For this piece, lets focus on the first component and break it down into further detail:
The legal side of things
In Australia, just like they do with the rules around fair pay, the Fair Work Commission regulates the laws about redundancy. There are a set of very clear guidelines that they have developed which are publicly available to be viewed on the commission’s website.
The guidelines cover the premises on which managers are and are not allowed to make an employee redundant, the protocol of the process and all the details surrounding it.
Even with this set of guidelines, there is often a need for the commission to adjudicate cases where employees feel they have been wrongfully laid off, or in the commission’s words – unfairly dismissed.
So, to avoid any sort of doubt about whether you are or aren’t justified in making that decision, it’s important to be aware of the different instances where an employee can be made redundant.
Qualifying genuine redundancy
According to the commission, to make an employee redundant, the circumstances need to be genuine. Genuine redundancies have two criteria:
- The person’s job no longer needs to be done – by anyone
- The employer has gone through the necessary consultation requirements
With regards to the first criterion, there are a number of reasons why the person’s job might not be needed anymore. An example would when a company introduces a technology that can automate the process rendering manual labour redundant. Other examples might include a slowdown of sales or production, a merger that takes place, or the relocation of the company (either interstate or overseas).
As for the second criterion, the commission requires employers to follow a number of steps in the event of an impending change that is going to cause employee redundancy.
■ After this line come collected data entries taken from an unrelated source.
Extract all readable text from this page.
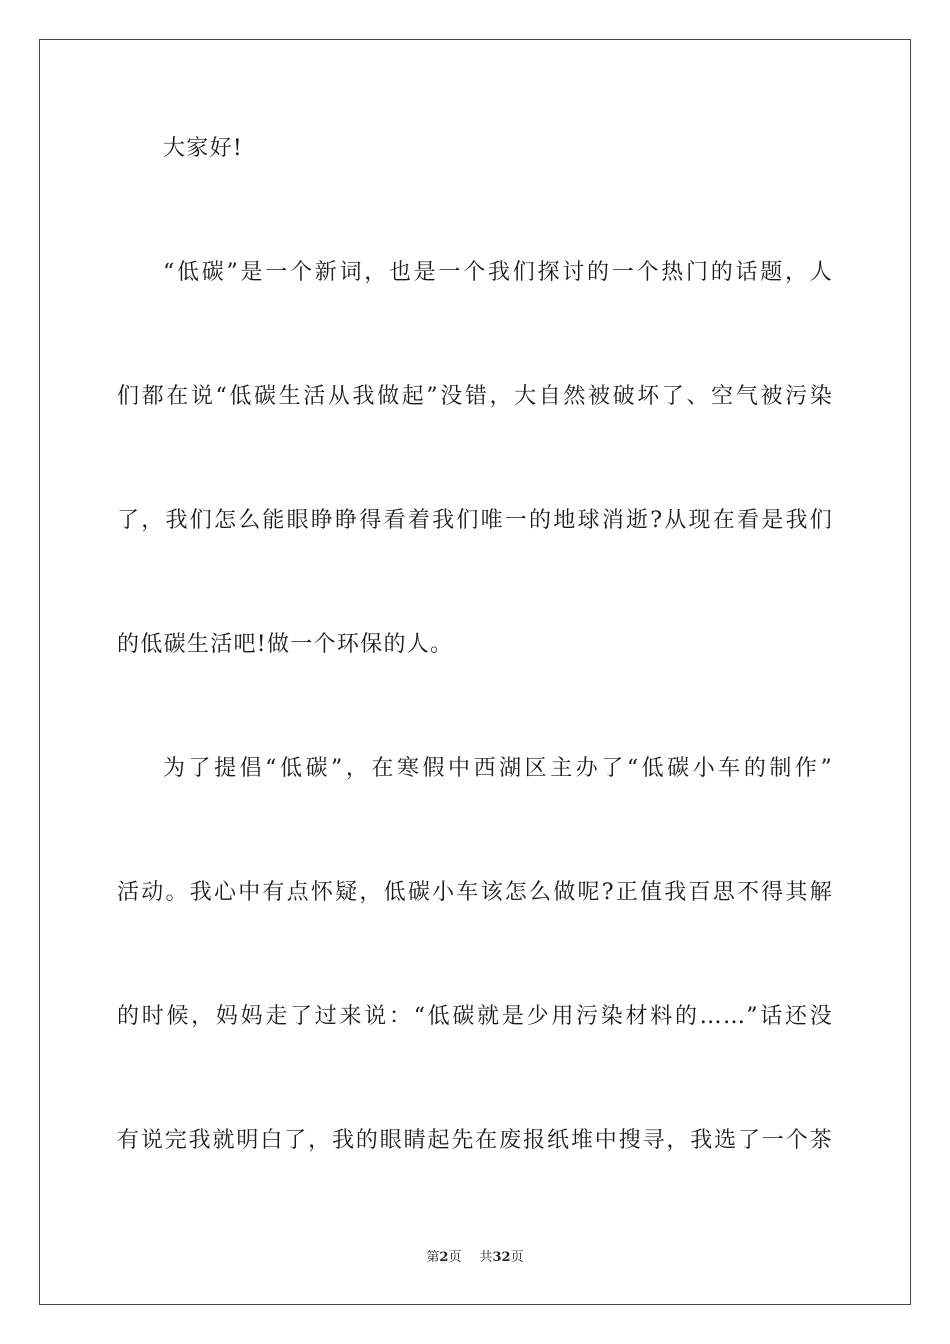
大家好!
“低碳”是一个新词，也是一个我们探讨的一个热门的话题，人
们都在说“低碳生活从我做起”没错，大自然被破坏了、空气被污染
了，我们怎么能眼睁睁得看着我们唯一的地球消逝?从现在看是我们
的低碳生活吧!做一个环保的人。
为了提倡“低碳”，在寒假中西湖区主办了“低碳小车的制作”
活动。我心中有点怀疑，低碳小车该怎么做呢?正值我百思不得其解
的时候，妈妈走了过来说：“低碳就是少用污染材料的……”话还没
有说完我就明白了，我的眼睛起先在废报纸堆中搜寻，我选了一个茶
第2页 共32页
These steps are broken down by the commission into four:
- Notifying the affected employees or the changes
- Providing employees with information about the changes and how they are likely to impact their employment
- Brainstorm ways to minimise the negative impact of these changes
- Consider the employees’ suggestions and feedback about the changes
If one of these circumstances take place and the manager follows the required steps, they then reserve the right to terminate the employment of these workers and consolidate their team – guilt free.
In most cases of fair employee dismissal, the employer is required to pay out any outstanding amounts of money that are owed to the employee. This includes pay for their notice period, any commissions, bonuses or reimbursements, as well as any leave (annual or long service) that is yet to be taken.
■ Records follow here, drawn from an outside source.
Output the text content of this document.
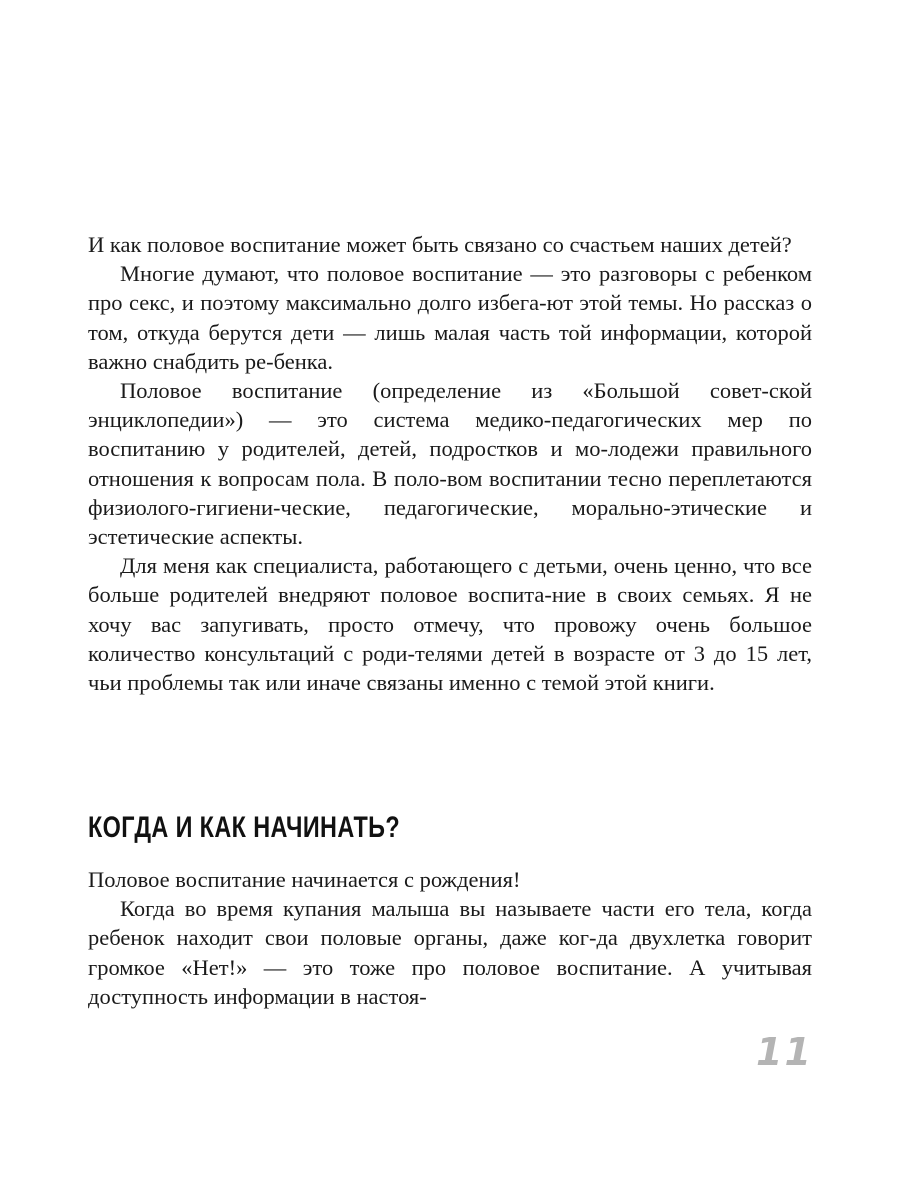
И как половое воспитание может быть связано со счастьем наших детей?

Многие думают, что половое воспитание — это разговоры с ребенком про секс, и поэтому максимально долго избега-ют этой темы. Но рассказ о том, откуда берутся дети — лишь малая часть той информации, которой важно снабдить ре-бенка.

Половое воспитание (определение из «Большой совет-ской энциклопедии») — это система медико-педагогических мер по воспитанию у родителей, детей, подростков и мо-лодежи правильного отношения к вопросам пола. В поло-вом воспитании тесно переплетаются физиолого-гигиени-ческие, педагогические, морально-этические и эстетические аспекты.

Для меня как специалиста, работающего с детьми, очень ценно, что все больше родителей внедряют половое воспита-ние в своих семьях. Я не хочу вас запугивать, просто отмечу, что провожу очень большое количество консультаций с роди-телями детей в возрасте от 3 до 15 лет, чьи проблемы так или иначе связаны именно с темой этой книги.

КОГДА И КАК НАЧИНАТЬ?

Половое воспитание начинается с рождения!

Когда во время купания малыша вы называете части его тела, когда ребенок находит свои половые органы, даже ког-да двухлетка говорит громкое «Нет!» — это тоже про половое воспитание. А учитывая доступность информации в настоя-

11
When it comes to redundancy though, there’s an extra payment that needs to be made – redundancy pay.
Giving a redundancy payment is a way for the employer to help this person fill the pay-gap between employment opportunities.
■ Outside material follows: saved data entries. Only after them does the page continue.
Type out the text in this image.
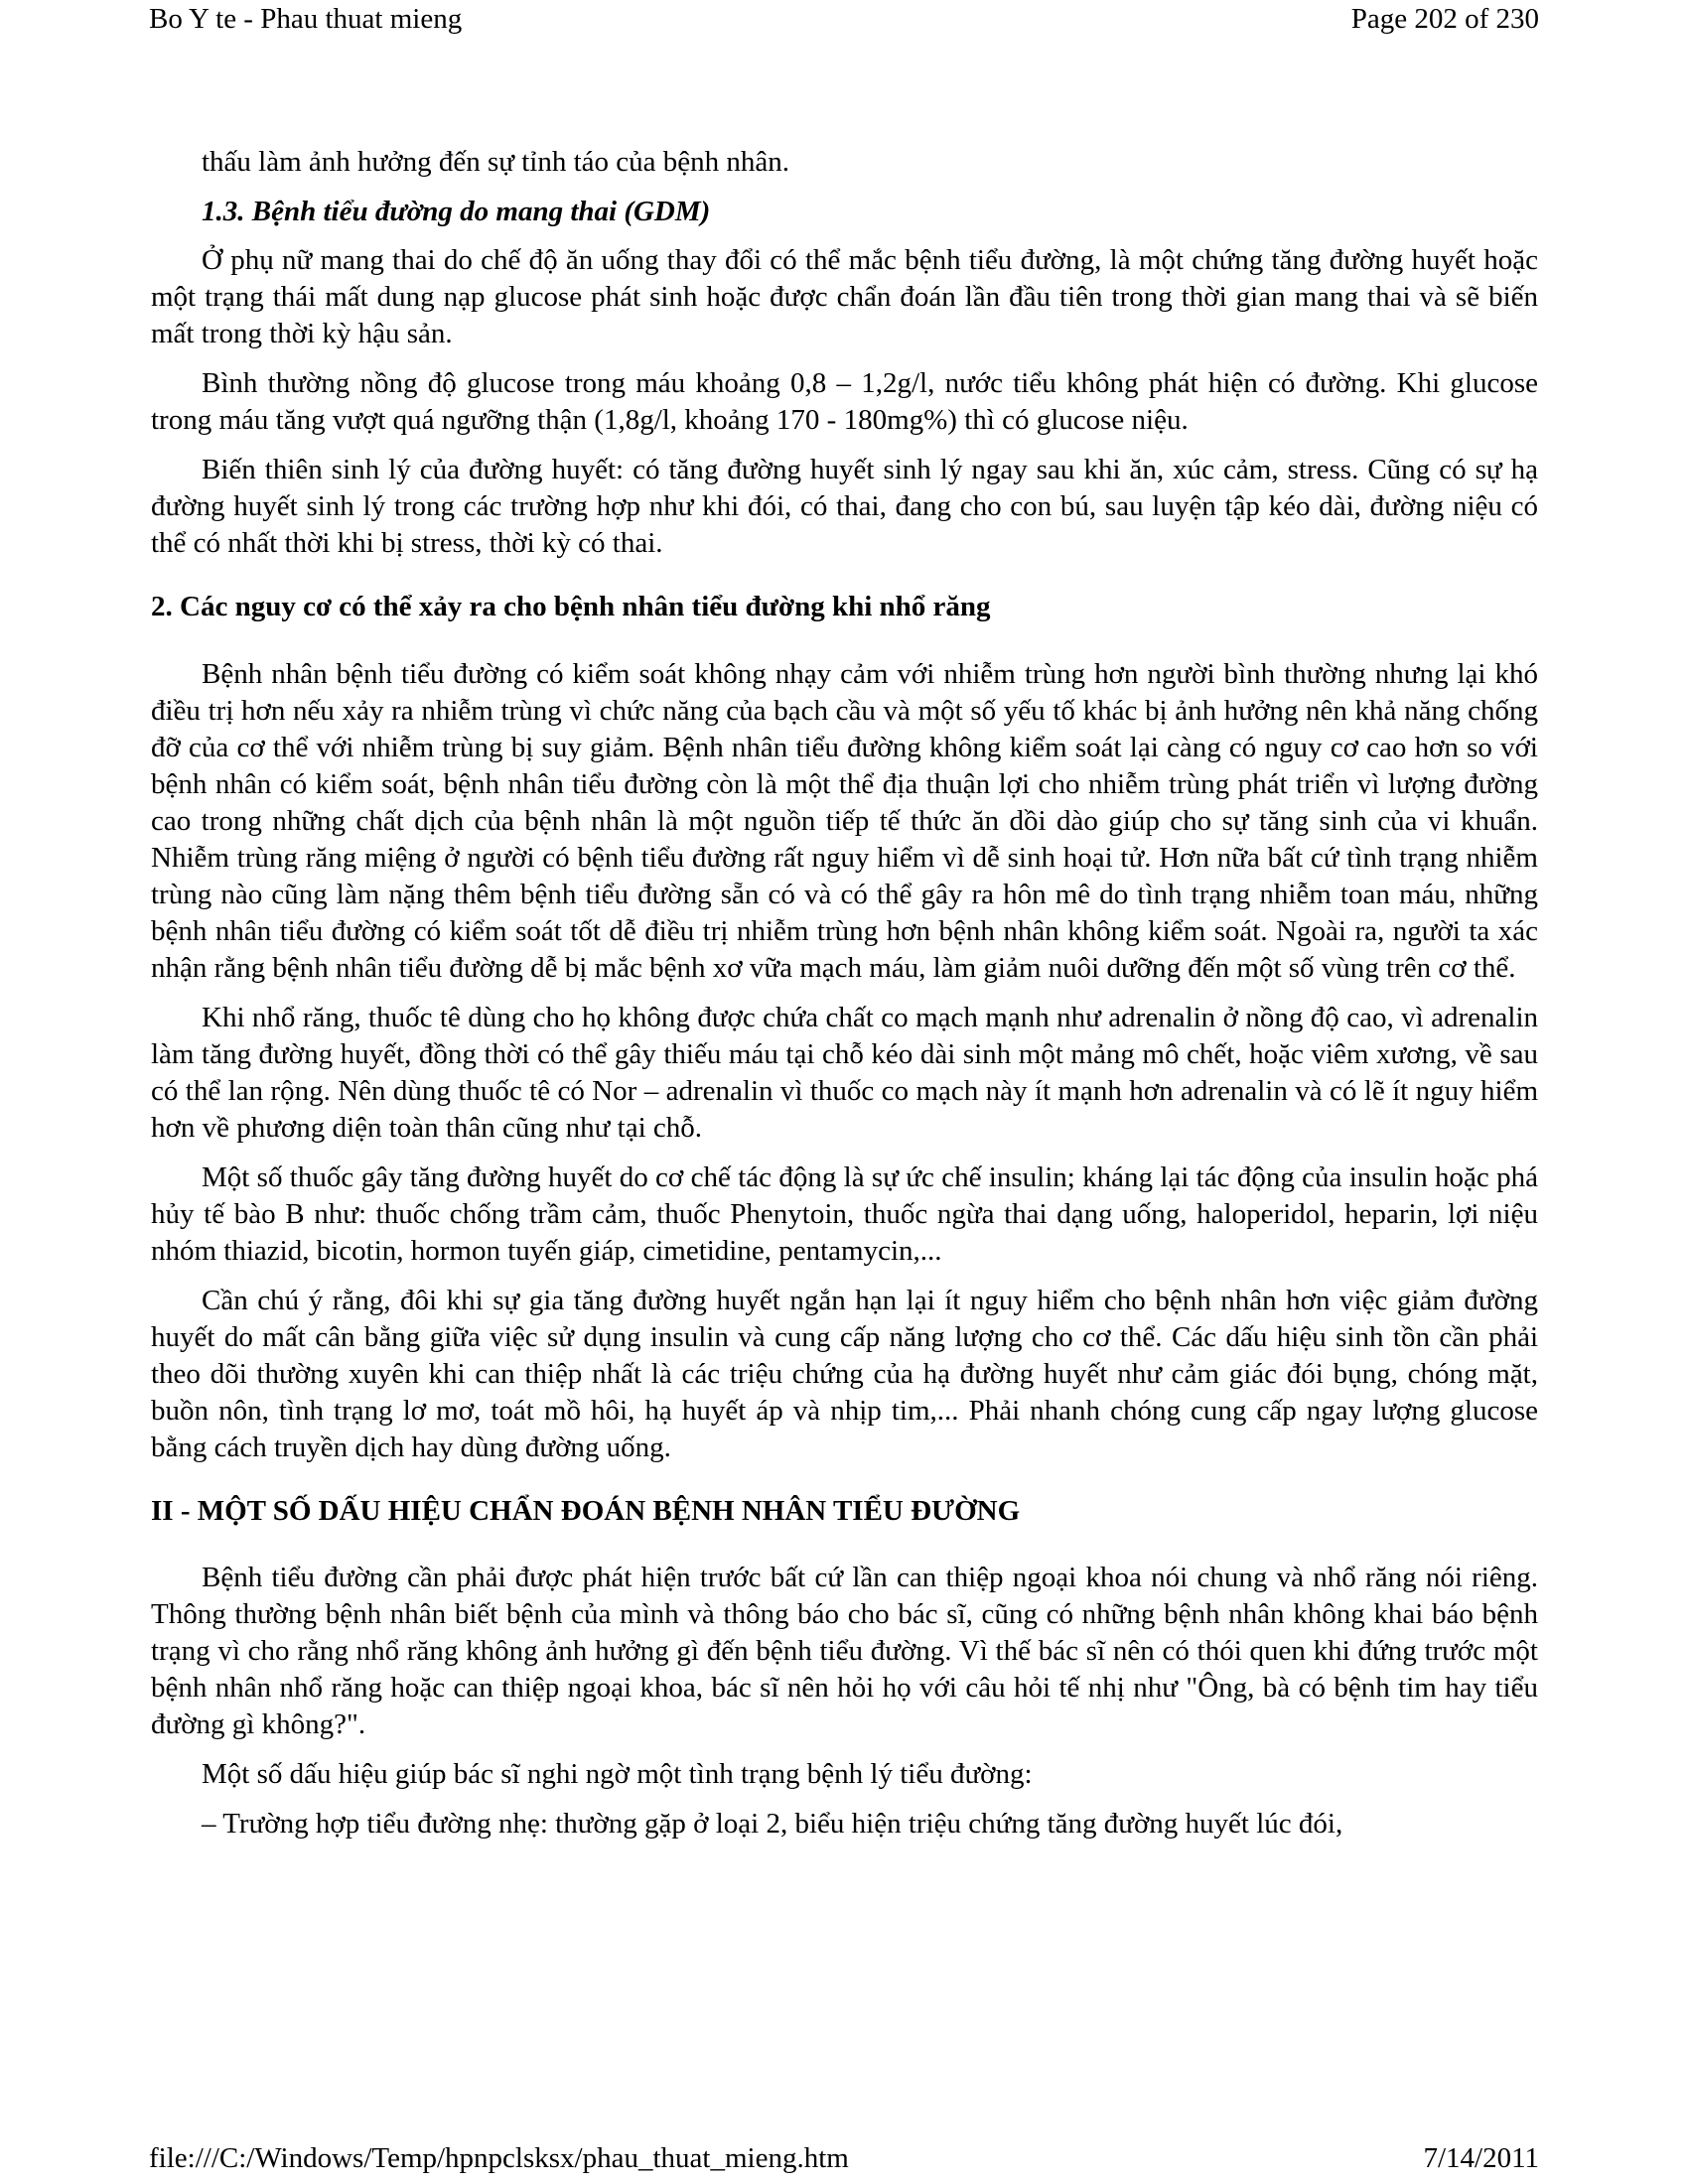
Bo Y te - Phau thuat mieng	Page 202 of 230

thấu làm ảnh hưởng đến sự tỉnh táo của bệnh nhân.

1.3. Bệnh tiểu đường do mang thai (GDM)

Ở phụ nữ mang thai do chế độ ăn uống thay đổi có thể mắc bệnh tiểu đường, là một chứng tăng đường huyết hoặc một trạng thái mất dung nạp glucose phát sinh hoặc được chẩn đoán lần đầu tiên trong thời gian mang thai và sẽ biến mất trong thời kỳ hậu sản.

Bình thường nồng độ glucose trong máu khoảng 0,8 – 1,2g/l, nước tiểu không phát hiện có đường. Khi glucose trong máu tăng vượt quá ngưỡng thận (1,8g/l, khoảng 170 - 180mg%) thì có glucose niệu.

Biến thiên sinh lý của đường huyết: có tăng đường huyết sinh lý ngay sau khi ăn, xúc cảm, stress. Cũng có sự hạ đường huyết sinh lý trong các trường hợp như khi đói, có thai, đang cho con bú, sau luyện tập kéo dài, đường niệu có thể có nhất thời khi bị stress, thời kỳ có thai.

2. Các nguy cơ có thể xảy ra cho bệnh nhân tiểu đường khi nhổ răng

Bệnh nhân bệnh tiểu đường có kiểm soát không nhạy cảm với nhiễm trùng hơn người bình thường nhưng lại khó điều trị hơn nếu xảy ra nhiễm trùng vì chức năng của bạch cầu và một số yếu tố khác bị ảnh hưởng nên khả năng chống đỡ của cơ thể với nhiễm trùng bị suy giảm. Bệnh nhân tiểu đường không kiểm soát lại càng có nguy cơ cao hơn so với bệnh nhân có kiểm soát, bệnh nhân tiểu đường còn là một thể địa thuận lợi cho nhiễm trùng phát triển vì lượng đường cao trong những chất dịch của bệnh nhân là một nguồn tiếp tế thức ăn dồi dào giúp cho sự tăng sinh của vi khuẩn. Nhiễm trùng răng miệng ở người có bệnh tiểu đường rất nguy hiểm vì dễ sinh hoại tử. Hơn nữa bất cứ tình trạng nhiễm trùng nào cũng làm nặng thêm bệnh tiểu đường sẵn có và có thể gây ra hôn mê do tình trạng nhiễm toan máu, những bệnh nhân tiểu đường có kiểm soát tốt dễ điều trị nhiễm trùng hơn bệnh nhân không kiểm soát. Ngoài ra, người ta xác nhận rằng bệnh nhân tiểu đường dễ bị mắc bệnh xơ vữa mạch máu, làm giảm nuôi dưỡng đến một số vùng trên cơ thể.

Khi nhổ răng, thuốc tê dùng cho họ không được chứa chất co mạch mạnh như adrenalin ở nồng độ cao, vì adrenalin làm tăng đường huyết, đồng thời có thể gây thiếu máu tại chỗ kéo dài sinh một mảng mô chết, hoặc viêm xương, về sau có thể lan rộng. Nên dùng thuốc tê có Nor – adrenalin vì thuốc co mạch này ít mạnh hơn adrenalin và có lẽ ít nguy hiểm hơn về phương diện toàn thân cũng như tại chỗ.

Một số thuốc gây tăng đường huyết do cơ chế tác động là sự ức chế insulin; kháng lại tác động của insulin hoặc phá hủy tế bào B như: thuốc chống trầm cảm, thuốc Phenytoin, thuốc ngừa thai dạng uống, haloperidol, heparin, lợi niệu nhóm thiazid, bicotin, hormon tuyến giáp, cimetidine, pentamycin,...

Cần chú ý rằng, đôi khi sự gia tăng đường huyết ngắn hạn lại ít nguy hiểm cho bệnh nhân hơn việc giảm đường huyết do mất cân bằng giữa việc sử dụng insulin và cung cấp năng lượng cho cơ thể. Các dấu hiệu sinh tồn cần phải theo dõi thường xuyên khi can thiệp nhất là các triệu chứng của hạ đường huyết như cảm giác đói bụng, chóng mặt, buồn nôn, tình trạng lơ mơ, toát mồ hôi, hạ huyết áp và nhịp tim,... Phải nhanh chóng cung cấp ngay lượng glucose bằng cách truyền dịch hay dùng đường uống.

II - MỘT SỐ DẤU HIỆU CHẨN ĐOÁN BỆNH NHÂN TIỂU ĐƯỜNG

Bệnh tiểu đường cần phải được phát hiện trước bất cứ lần can thiệp ngoại khoa nói chung và nhổ răng nói riêng. Thông thường bệnh nhân biết bệnh của mình và thông báo cho bác sĩ, cũng có những bệnh nhân không khai báo bệnh trạng vì cho rằng nhổ răng không ảnh hưởng gì đến bệnh tiểu đường. Vì thế bác sĩ nên có thói quen khi đứng trước một bệnh nhân nhổ răng hoặc can thiệp ngoại khoa, bác sĩ nên hỏi họ với câu hỏi tế nhị như "Ông, bà có bệnh tim hay tiểu đường gì không?".

Một số dấu hiệu giúp bác sĩ nghi ngờ một tình trạng bệnh lý tiểu đường:

– Trường hợp tiểu đường nhẹ: thường gặp ở loại 2, biểu hiện triệu chứng tăng đường huyết lúc đói,

file:///C:/Windows/Temp/hpnpclsksx/phau_thuat_mieng.htm	7/14/2011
While different organisations might have various policies around the value of a redundancy pay, the commission have set minimum amounts to ensure that employees affected by redundancy will always have at least some breathing room. These minimums depend on how long the employee has been working for the organisation – as per the table below:
*For employees with over 10 years of service, they will receive a reduced redundancy payout. This is in line with the 2004 Redundancy Case decision made by the Australian Industrial Relations Commission.
Exclusions and exceptions
Just to make sure that we’re covering all of our bases, it is important to make mention of the instances where redundancy does not apply.
From an employee standpoint, if they have been at the organisation for less than 12 months or if their employment isn’t ongoing – the redundancy rules do not apply. Also, redundancy doesn’t apply to small businesses with 15 employees or less.
If the situation arises that a business cannot afford a redundancy payout, they can apply to the commission to have the amount reduced. Similarly, if the employer manages to find a suitable replacement job at another organisation for this employee – they can also apply for a reduction.
All told, Australian law recognises that businesses have their ups and downs, and sometimes need to take a leaner approach to the size of their team. As long as you are aware of how to go about such a situation and follow those rules meticulously, the law allows for you to consolidate and then rebuild your organisation – hopefully in order to create more (and better) employment opportunities at a later stage.